Developing new dies is expensive, so a single MCU die is typically spun to make a bunch of different parts. Its not just the design effort. Mask sets cost a fortune for finer geometries. If one variant hits a massive volume they may go back and produce an optimised die for that part. However, when the decision comes between committing a development team to an optimised respin, or making a new part to address new markets, the optimised die has a habit of losing out. You might be amazed at the range of device complexities (e.g. memory sizes) spun out from a single die. Most dies are fuse programmed at test time, so there is nothing much you can do about extracting more resources from the device as it is sold you, unless there is a bug.

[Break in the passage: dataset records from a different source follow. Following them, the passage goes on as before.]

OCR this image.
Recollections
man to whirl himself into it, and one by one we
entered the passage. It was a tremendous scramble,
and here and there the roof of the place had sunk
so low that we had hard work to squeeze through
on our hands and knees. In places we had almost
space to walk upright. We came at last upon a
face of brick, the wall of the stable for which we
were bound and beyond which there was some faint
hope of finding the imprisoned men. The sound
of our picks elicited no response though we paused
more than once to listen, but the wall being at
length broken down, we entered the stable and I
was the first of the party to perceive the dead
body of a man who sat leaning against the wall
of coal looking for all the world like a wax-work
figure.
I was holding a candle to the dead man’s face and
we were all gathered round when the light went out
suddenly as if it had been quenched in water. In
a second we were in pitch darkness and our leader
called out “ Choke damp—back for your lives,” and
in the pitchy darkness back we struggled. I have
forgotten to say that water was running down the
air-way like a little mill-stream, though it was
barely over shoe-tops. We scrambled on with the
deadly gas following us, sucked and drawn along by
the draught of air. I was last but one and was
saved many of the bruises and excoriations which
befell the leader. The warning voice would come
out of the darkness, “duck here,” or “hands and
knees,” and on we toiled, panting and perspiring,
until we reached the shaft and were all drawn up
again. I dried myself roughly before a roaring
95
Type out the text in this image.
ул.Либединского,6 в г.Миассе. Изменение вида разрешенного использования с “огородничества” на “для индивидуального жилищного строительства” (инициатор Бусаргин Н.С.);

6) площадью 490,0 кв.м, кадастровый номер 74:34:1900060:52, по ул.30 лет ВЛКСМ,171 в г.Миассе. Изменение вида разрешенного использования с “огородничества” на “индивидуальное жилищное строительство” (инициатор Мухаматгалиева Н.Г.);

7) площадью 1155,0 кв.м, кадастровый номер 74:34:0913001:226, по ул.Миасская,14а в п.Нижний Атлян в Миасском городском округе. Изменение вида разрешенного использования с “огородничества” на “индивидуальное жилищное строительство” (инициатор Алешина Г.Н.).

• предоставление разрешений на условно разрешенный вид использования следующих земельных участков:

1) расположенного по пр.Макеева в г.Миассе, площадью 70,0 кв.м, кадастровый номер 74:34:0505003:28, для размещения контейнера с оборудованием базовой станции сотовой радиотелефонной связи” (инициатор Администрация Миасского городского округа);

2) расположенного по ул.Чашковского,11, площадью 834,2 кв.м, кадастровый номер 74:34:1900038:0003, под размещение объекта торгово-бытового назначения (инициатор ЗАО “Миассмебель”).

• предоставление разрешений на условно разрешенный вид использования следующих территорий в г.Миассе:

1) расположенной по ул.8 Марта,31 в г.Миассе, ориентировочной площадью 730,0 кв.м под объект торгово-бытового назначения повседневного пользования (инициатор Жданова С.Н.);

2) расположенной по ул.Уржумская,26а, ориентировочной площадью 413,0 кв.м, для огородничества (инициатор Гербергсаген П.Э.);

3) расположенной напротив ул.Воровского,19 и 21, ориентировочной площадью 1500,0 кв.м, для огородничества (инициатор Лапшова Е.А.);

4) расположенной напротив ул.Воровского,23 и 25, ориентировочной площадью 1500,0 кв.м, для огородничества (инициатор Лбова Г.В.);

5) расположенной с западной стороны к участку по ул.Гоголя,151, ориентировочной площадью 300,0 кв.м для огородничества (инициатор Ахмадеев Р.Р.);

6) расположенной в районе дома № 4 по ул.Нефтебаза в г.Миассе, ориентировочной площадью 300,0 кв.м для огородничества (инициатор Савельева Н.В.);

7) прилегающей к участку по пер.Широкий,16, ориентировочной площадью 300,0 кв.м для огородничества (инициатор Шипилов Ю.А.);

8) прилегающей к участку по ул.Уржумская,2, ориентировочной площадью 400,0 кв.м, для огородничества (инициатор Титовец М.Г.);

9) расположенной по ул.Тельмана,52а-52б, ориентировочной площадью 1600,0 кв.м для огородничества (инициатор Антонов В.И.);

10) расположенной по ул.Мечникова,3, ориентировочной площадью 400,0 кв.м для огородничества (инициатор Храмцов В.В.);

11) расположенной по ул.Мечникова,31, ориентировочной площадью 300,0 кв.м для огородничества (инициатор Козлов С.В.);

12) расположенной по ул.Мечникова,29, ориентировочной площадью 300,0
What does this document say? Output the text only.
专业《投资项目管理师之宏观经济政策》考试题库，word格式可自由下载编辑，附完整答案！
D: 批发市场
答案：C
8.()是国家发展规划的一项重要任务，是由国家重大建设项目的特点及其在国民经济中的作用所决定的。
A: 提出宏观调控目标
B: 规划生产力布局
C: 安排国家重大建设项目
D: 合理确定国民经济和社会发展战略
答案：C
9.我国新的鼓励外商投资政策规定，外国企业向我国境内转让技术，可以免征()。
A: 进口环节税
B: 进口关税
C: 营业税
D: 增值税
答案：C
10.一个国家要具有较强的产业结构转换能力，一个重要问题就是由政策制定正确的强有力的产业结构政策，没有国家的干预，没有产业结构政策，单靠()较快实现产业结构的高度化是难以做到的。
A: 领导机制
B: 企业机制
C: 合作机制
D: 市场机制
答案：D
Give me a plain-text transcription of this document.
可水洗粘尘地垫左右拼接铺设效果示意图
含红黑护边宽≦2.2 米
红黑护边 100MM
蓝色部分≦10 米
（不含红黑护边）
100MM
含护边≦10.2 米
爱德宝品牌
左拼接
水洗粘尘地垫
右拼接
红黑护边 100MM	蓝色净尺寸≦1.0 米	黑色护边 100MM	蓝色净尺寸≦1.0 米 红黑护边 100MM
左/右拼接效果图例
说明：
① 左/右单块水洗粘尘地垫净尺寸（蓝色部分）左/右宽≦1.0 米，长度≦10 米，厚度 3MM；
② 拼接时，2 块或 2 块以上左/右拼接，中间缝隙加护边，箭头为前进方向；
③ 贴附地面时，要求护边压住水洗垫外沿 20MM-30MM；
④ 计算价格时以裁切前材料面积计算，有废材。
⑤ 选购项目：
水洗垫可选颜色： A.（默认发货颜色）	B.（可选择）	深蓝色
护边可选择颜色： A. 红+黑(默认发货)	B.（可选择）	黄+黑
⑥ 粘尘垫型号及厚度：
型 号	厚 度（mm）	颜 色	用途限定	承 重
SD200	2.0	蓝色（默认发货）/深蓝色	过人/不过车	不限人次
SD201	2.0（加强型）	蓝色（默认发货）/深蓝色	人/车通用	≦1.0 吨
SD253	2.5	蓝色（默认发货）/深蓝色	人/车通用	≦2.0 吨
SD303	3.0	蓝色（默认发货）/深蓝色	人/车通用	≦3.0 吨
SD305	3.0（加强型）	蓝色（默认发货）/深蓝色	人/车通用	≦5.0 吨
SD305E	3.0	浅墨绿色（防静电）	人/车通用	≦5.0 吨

A place I worked +20 years ago was bitten by that once. Someone had made a mistake and used a some ram that was only supposed to be there in a bigger part, it worked just fine since it was the same die for both parts

Until at some point the volume got so large that the manufacturer made an optimized die for the smaller part we used, then that extra ram wasn't there anymore and production panicked because nothing worked anymore ..

[SiliconWizard]

Sure, this is a pretty common approach (and for good reasons) for ICs due to cost of manufacturing new chips with different dies. This has been done for decades.
Sometimes you can find ways to access the disabled sections of some IC, most often it's not possible.
Of course by doing so you lose any support from vendors, so while it can be fun to explore as a hobby, it's rarely a good idea for any commercial product.

One example I have in mind with absolutely zero hardware limitation is the Lattice ECP5 12F. It's the exact same die as the 25F (which has double the LUTs), the whole 25k LUTs are accessible on it, there is no fuse or whatever. The only difference is the chip ID. Lattice Diamond does enforce the limitation based on the chip ID, but that's a purely software thing. Using Yosys and nextpnr, you can use the 25K LUTs on a 12F (and it's nearly half the price.)

[hans]

I doubt the F417 and F437 are same die. Some peripherals are renewed and there is some time between releases.

They can turn off peripherals, memory, etc. to make them functionally different. But if it's really the same die, they can't really change its [scaling] power consumption (e.g. uA/MHz for same peripheral or some static power). If you compare those they look to be different chips, where the F417 seems to consume a bit more peripheral power. The FSMC and FMC controllers are also very different. Also stop, standby currents etc. seem to be about 10% better on F43x.

The F43x supports SDRAM, which was quite a hype the STM32F4 line. There is about 24 months between these devices.

Obviously they are not going to make different dies for the different memory, packages and 'the options list' (peripherals, e.g. F405 vs F407, or F42x vs F43x), as these devices share the same datasheet. But in this case I don't think these chips (F417 and F437) share the same die.
But maybe others do.

[peter-h]

Some peripherals are renewed

In what way?

Another way to look at this is the hypothesis that after the 437 came out, the 417 was changed to use the 437 silicon. If the spec improves, no need to change the DS

I recall Xilinx did that, greatly speeding up the XC3064, without changing the specs, and breaking a lot of "less than fully synchronous" designs. Maybe a XC3090 with some config "fuses".

I say this because, a couple of years ago, I built a few boards with the 437 in error, and they all work exactly the same. UARTs, SPI, etc.

The counter argument to the above is that there is an official difference in the ADC mux to measure the RTC battery voltage.

[eliocor]

based on my experience the STM32L431 and the STM32L433 are the same chip (433+=USB support)

[newbrain]

Many here, me included, have ST-link V2 clones that use an STM32F101 MCU, supposedly with no USB.
They work as (not) expected.

Same goes for 32/64 kB memory on many BLue Pill (STM32F103, when you are lucky )

[DavidAlfa]

List of dies:
https://www.mikrocontroller.net/attachment/443532/stm32-families.txt

So you can get the cheapest mcu with the same die and use the extra flash and peripherals (But not guaranteed to be functional), however to this day I didn't found any way to unlock the extra ram, it always causes hard fault.